2 new studies on 24-nt phasiRNA
Two published studies established new aspects of 24-nt phasiRNA biology. Zhang et al. 10.1111/nph.17060 demonstrated that these small RNAs are required for increased CHH DNA methylation at their own loci. This was readily detected in whole anthers at a specific stage of anther development, meaning that many somatic cells experience this. As the 24-nt phasiRNAs are produced in the tapetum, we hypothesize that tapetal cell DNA is impacted. This extends a previous literature report that the rare meiocyte cells show increased CHH DNA methylation at the 24-PHAS loci. Using laser microdissection to recover purified germinal, tapetal, and other somatic cells, Zhou et al. 10.1111/nph.18167 confirmed that 24-PHAS loci are expressed primarily in the tapetum, the 24-nt phasiRNAs are generated there, but by late meiosis I, these small RNAs have accumulated to high levels in the meiocytes. This fits nicely with the previous observation that meiocyte 24-PHAS loci experience hyper CHH DNA methylation. In on-going work, we are attempting to determine which, if any, Argonaute proteins are required for the action of 24-nt phasiRNAs, and of course, we are actively trying new experimental approaches to defining how 24-nt phasiRNAs modulate anther development.
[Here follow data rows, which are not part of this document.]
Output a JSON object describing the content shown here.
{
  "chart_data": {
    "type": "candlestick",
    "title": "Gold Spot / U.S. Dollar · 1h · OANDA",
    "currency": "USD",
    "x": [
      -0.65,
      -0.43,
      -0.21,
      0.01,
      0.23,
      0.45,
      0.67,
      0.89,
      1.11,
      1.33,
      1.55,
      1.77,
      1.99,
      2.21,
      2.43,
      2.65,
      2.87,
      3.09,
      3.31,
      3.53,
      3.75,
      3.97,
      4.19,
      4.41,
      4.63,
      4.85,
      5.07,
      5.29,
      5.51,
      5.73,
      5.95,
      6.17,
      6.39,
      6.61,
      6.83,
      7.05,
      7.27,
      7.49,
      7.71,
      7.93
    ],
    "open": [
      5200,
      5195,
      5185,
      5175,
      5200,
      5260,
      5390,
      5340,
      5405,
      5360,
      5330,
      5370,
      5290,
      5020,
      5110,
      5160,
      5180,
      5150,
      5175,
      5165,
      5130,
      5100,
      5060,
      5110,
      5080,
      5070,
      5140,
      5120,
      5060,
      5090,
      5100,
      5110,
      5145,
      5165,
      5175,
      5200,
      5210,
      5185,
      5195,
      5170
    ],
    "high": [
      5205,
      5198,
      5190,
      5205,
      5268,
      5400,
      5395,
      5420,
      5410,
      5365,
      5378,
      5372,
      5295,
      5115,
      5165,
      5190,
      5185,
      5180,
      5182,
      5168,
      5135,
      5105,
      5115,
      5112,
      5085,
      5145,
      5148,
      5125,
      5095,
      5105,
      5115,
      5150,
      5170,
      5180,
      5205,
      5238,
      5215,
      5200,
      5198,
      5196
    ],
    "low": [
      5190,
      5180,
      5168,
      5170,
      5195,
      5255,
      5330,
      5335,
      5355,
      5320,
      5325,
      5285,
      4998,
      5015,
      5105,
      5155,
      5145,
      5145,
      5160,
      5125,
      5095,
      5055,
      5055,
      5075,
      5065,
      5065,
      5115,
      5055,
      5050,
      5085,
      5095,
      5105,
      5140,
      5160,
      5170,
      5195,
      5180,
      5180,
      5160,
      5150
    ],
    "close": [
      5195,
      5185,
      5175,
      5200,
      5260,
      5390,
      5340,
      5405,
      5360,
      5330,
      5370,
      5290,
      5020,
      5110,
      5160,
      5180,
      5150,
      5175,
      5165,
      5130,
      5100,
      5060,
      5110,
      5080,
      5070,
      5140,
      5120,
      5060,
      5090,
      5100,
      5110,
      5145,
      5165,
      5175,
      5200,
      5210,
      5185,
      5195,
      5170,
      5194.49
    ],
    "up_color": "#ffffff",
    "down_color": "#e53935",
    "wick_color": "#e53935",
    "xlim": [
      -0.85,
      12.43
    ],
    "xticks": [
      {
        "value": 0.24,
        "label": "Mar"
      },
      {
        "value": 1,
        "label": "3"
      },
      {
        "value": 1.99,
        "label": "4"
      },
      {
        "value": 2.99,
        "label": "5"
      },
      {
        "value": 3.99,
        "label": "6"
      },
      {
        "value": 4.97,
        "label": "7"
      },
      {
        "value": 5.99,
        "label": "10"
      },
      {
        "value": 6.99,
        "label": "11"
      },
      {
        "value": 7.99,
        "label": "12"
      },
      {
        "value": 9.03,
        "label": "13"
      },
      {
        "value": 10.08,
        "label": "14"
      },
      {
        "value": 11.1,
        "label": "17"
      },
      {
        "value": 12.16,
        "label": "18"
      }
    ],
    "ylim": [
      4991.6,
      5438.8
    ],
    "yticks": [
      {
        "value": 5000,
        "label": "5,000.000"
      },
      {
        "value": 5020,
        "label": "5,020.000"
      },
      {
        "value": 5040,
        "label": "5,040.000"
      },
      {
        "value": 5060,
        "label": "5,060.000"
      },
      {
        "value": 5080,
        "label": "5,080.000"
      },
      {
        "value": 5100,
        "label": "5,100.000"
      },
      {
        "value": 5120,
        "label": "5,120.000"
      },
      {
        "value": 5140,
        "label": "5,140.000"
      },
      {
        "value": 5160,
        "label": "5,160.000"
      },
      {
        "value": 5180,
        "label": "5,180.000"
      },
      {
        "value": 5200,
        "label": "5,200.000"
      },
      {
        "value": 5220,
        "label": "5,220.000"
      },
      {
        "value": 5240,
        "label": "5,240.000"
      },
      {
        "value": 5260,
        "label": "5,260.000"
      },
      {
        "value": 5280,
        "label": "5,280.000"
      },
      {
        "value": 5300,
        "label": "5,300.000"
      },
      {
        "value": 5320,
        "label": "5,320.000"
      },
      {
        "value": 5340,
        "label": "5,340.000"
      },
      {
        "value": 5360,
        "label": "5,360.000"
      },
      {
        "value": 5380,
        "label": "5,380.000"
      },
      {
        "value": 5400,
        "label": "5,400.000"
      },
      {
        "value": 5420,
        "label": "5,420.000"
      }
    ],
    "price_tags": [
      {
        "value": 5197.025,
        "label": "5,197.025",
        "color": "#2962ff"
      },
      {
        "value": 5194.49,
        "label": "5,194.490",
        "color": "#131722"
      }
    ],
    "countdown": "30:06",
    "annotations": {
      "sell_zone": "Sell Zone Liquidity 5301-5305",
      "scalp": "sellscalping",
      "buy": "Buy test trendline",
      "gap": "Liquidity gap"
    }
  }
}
Temperature-sensitive male fertility and dcl5
Although temperature-sensitive male fertility has been widely reported in a number of crop plants, it was not a critical feature in maize, except under extreme heat or drought conditions in which the tassel is "fried" and killed. Nonetheless, we discovered that the deficiency in dcl5, the gene required for processing the 24-PHAS precursor transcripts into 24-nt phased small RNAs, confers temperature-sensitive fertility. Under standard maize growing conditions, plants are full male-sterile, however, slow growth in cool conditions permits fertility restoration 10.1038/s41467-020-16634-6. Surprisingly, the well-studied transcription factor OCL4 conditions temperature sensitivity: in this case high growth temperature conditions some fertility restoration 10.1007/s00497-021-00406-3 Pursuing how temperature influences specific molecular and biochemical steps in anther development is a goal of our on-going work. Our working hypothesis is that 24-nt phasiRNAs participate by buffering anther development against unfavorable environmental conditions. Defining how this is accomplished is a major challenge.

Other items
We also published a brief review on maize - Ustilago interaction 10.1007/s00497-021-00406-3 and as part of a large consortium, an assessment of a teaching tool in which students learn gene annotation in a contest pitting one school against another. 10.1371/journal.pcbi.1009463 Stanford won it's rounds and inspired several students to pursue further training in bioinformatics!!